Read. Travel. Rinse. Repeat. You know the drill. Our drill anyway. And so it is that we have read Half A Life by Darin Strauss, not so much a rumination on death, as much a rumination on living with death, a death you directly played a role in, if not outright caused. Which is different, much different than musing about the death of someone that you had nothing to do with, the death, not the person, and can't escape. And yes, we are projecting here, thinking about My Father's House and the recent interview we did in Rain Taxi. In that interview we talked about listening to Strauss talk about Half A Life. Strauss commented on how it had to be a memoir, and listening to him made us think about how the foundational material in My Father's House had ultimately felt like it had to be fiction, that we needed more latitude than real life seemed to allow us.
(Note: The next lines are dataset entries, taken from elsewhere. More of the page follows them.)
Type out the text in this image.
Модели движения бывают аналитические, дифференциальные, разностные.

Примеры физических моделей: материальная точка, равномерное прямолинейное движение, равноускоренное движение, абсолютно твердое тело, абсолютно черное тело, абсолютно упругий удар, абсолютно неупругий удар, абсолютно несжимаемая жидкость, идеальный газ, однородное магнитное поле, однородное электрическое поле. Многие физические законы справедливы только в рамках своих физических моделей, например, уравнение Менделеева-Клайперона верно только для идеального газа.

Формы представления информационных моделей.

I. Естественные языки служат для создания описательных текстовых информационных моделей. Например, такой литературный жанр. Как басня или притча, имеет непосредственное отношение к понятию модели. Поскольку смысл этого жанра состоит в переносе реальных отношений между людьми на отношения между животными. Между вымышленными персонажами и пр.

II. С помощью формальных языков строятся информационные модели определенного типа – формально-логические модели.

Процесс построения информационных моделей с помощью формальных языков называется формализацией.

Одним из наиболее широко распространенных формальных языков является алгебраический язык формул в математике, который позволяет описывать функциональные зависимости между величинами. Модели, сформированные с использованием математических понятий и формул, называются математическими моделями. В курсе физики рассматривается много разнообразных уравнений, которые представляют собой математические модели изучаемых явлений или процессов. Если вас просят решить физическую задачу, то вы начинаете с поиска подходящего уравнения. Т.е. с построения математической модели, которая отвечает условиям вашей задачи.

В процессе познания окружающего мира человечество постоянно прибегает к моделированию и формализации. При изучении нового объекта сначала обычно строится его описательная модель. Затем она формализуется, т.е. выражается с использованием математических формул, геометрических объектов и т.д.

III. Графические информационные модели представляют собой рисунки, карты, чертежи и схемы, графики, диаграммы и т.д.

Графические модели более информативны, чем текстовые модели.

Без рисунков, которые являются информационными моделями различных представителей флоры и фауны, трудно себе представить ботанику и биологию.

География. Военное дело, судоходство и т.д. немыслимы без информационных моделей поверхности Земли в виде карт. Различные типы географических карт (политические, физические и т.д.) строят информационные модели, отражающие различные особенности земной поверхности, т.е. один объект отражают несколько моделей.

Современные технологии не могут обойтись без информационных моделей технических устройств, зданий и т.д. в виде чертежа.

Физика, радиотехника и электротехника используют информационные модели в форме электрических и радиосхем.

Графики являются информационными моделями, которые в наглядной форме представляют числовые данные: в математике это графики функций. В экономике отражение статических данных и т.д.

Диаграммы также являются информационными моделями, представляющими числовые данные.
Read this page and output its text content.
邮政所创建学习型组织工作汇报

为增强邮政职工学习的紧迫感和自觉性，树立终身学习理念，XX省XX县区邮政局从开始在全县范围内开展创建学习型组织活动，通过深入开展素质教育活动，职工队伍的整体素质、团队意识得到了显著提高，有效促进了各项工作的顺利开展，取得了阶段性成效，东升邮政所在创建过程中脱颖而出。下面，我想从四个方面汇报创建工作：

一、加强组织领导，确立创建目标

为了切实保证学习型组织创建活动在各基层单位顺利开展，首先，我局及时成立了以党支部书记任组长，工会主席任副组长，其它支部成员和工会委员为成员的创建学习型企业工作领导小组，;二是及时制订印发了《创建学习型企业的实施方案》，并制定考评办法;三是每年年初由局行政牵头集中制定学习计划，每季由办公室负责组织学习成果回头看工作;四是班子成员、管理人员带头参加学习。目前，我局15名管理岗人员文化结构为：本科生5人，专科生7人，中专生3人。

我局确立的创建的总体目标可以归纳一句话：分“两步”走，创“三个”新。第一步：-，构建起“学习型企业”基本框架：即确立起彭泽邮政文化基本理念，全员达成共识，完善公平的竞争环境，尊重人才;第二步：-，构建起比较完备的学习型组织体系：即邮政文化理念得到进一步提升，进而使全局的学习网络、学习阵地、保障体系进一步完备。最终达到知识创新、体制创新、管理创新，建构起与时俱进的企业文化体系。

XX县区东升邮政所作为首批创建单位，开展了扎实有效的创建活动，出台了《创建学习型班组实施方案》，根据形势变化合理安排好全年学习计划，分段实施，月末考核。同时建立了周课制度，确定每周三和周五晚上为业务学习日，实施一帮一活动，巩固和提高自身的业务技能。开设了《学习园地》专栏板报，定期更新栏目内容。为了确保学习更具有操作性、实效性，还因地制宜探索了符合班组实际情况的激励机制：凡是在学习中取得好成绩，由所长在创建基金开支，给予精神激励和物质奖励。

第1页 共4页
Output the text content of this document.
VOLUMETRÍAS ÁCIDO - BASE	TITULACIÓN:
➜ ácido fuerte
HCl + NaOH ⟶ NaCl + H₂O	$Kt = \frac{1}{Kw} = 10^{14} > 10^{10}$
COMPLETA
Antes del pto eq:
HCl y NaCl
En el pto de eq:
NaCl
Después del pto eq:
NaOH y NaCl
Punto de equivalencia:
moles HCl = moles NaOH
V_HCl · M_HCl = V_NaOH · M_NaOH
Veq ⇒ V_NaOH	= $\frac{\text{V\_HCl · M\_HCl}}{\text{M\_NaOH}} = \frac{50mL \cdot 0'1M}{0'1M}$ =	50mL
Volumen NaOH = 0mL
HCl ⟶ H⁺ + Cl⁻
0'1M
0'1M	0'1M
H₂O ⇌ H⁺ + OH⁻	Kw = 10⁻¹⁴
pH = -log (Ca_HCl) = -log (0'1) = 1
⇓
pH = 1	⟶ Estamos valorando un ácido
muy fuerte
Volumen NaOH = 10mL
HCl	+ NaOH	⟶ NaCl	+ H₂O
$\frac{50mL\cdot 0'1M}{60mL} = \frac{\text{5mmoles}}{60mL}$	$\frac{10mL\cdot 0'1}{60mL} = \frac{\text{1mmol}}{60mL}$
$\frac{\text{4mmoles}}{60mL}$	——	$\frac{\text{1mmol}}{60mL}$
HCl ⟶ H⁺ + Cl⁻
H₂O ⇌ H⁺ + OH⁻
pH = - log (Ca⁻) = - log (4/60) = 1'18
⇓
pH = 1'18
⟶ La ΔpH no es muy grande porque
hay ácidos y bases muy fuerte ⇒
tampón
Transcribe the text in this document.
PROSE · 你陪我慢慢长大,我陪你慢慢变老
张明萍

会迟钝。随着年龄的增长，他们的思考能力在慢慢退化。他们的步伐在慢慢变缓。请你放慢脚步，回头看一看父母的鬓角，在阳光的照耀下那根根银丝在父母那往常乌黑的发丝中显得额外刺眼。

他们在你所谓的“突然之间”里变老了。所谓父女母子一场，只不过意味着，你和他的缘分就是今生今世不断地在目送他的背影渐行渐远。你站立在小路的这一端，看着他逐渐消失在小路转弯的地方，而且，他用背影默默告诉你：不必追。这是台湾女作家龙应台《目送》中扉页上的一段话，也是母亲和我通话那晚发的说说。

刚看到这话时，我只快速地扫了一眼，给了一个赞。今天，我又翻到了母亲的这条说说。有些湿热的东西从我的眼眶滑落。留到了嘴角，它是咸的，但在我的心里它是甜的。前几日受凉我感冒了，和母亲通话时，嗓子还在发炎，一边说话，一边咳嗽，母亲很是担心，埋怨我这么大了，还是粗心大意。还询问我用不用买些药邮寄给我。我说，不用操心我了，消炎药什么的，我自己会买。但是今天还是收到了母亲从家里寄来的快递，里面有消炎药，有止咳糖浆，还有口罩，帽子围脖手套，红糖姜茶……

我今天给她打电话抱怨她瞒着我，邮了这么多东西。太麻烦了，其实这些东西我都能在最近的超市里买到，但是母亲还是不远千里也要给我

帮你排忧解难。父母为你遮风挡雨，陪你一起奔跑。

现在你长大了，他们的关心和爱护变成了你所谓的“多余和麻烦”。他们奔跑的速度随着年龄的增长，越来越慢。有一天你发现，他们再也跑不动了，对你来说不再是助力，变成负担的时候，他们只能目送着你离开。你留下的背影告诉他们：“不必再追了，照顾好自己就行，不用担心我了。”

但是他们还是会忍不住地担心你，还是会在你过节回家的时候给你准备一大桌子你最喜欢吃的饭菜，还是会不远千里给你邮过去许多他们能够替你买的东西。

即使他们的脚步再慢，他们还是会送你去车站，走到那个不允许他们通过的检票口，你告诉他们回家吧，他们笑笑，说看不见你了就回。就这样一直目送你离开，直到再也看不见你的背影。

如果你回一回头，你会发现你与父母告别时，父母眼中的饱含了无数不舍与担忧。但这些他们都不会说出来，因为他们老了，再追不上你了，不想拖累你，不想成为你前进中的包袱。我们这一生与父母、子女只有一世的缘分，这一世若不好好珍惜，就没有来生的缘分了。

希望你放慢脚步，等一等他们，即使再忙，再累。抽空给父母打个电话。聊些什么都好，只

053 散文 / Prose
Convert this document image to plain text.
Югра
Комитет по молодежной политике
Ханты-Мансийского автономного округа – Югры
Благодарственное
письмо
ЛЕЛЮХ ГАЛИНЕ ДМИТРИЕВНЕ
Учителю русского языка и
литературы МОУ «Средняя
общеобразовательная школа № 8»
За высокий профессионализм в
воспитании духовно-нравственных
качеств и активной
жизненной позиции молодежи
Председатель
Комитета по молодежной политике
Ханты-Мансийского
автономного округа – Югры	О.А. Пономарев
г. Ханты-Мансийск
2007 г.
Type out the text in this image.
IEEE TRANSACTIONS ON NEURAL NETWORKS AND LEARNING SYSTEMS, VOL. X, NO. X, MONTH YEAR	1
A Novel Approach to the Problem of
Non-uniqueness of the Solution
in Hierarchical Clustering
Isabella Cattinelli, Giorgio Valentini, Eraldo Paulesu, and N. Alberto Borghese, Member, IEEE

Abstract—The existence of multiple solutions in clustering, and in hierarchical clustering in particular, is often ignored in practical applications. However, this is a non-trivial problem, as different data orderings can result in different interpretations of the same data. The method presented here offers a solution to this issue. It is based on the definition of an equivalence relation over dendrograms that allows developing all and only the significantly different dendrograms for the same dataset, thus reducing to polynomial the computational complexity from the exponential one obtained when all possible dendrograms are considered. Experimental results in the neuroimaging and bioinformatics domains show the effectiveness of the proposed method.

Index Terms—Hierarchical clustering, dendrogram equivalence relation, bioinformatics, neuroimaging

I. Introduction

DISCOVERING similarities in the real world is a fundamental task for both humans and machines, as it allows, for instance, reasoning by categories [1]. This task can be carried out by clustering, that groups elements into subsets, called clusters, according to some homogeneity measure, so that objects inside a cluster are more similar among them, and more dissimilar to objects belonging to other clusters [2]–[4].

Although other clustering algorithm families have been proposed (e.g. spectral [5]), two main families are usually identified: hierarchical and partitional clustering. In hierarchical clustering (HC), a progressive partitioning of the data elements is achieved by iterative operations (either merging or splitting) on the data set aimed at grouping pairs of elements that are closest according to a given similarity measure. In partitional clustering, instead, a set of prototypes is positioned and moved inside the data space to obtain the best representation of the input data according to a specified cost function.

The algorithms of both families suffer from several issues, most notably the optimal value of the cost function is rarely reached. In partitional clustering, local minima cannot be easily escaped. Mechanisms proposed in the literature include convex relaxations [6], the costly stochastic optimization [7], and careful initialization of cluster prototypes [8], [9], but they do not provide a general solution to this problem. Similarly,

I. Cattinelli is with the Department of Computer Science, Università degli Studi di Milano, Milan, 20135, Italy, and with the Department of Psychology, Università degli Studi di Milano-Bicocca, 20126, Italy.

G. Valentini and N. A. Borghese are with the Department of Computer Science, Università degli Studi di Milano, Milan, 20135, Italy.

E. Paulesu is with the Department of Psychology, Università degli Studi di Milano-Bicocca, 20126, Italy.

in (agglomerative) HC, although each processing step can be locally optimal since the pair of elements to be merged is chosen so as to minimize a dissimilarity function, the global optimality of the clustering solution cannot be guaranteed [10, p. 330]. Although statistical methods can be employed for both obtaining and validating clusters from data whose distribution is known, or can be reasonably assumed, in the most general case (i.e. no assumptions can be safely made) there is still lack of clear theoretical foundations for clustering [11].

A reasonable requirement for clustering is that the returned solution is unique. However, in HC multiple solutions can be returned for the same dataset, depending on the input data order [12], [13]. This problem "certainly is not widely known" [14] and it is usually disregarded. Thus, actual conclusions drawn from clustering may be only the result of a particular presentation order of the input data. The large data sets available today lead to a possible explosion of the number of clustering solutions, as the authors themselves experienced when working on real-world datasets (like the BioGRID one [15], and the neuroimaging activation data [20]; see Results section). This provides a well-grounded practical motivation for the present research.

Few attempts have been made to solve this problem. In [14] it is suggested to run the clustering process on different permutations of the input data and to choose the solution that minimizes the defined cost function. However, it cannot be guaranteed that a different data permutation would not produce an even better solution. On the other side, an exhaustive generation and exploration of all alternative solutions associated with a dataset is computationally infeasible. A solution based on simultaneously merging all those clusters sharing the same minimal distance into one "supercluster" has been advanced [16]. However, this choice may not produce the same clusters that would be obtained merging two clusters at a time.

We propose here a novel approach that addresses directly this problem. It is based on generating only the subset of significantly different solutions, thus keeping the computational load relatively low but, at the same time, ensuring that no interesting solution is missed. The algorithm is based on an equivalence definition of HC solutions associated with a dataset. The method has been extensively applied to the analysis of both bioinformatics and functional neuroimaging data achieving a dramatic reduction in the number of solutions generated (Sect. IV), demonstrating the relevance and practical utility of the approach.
Mind you that was before we read the book, and mind you, it's not that we're sure we feel any different now, but we are struck that as intimate and and tortured as one might be regarding the experience of losing someone you love, it seems impossible that it can ever be as intimate or tortured as a death you play a role in. We're also struck that we have absolutely no sense how torturous this must be, and even a book as well-crafted, and moving, as this one feels like it must barely capture what the second half of Strauss' life must have truly been like. Finally, any number of people have commented on how brave Strauss was to write all of this down, and it is brave of course, but it is also what writer's do, especially great writers like Strauss. They write, everything they know, everything they experience, they have to, they have no choice. Given this, we would like to offer a different take on the narrative surrounding Half A Life. And that take is this, what makes Strauss brave, is that even as he has struggled with and against this tragedy, he has somehow been able to live not just a writing life, but any life at all.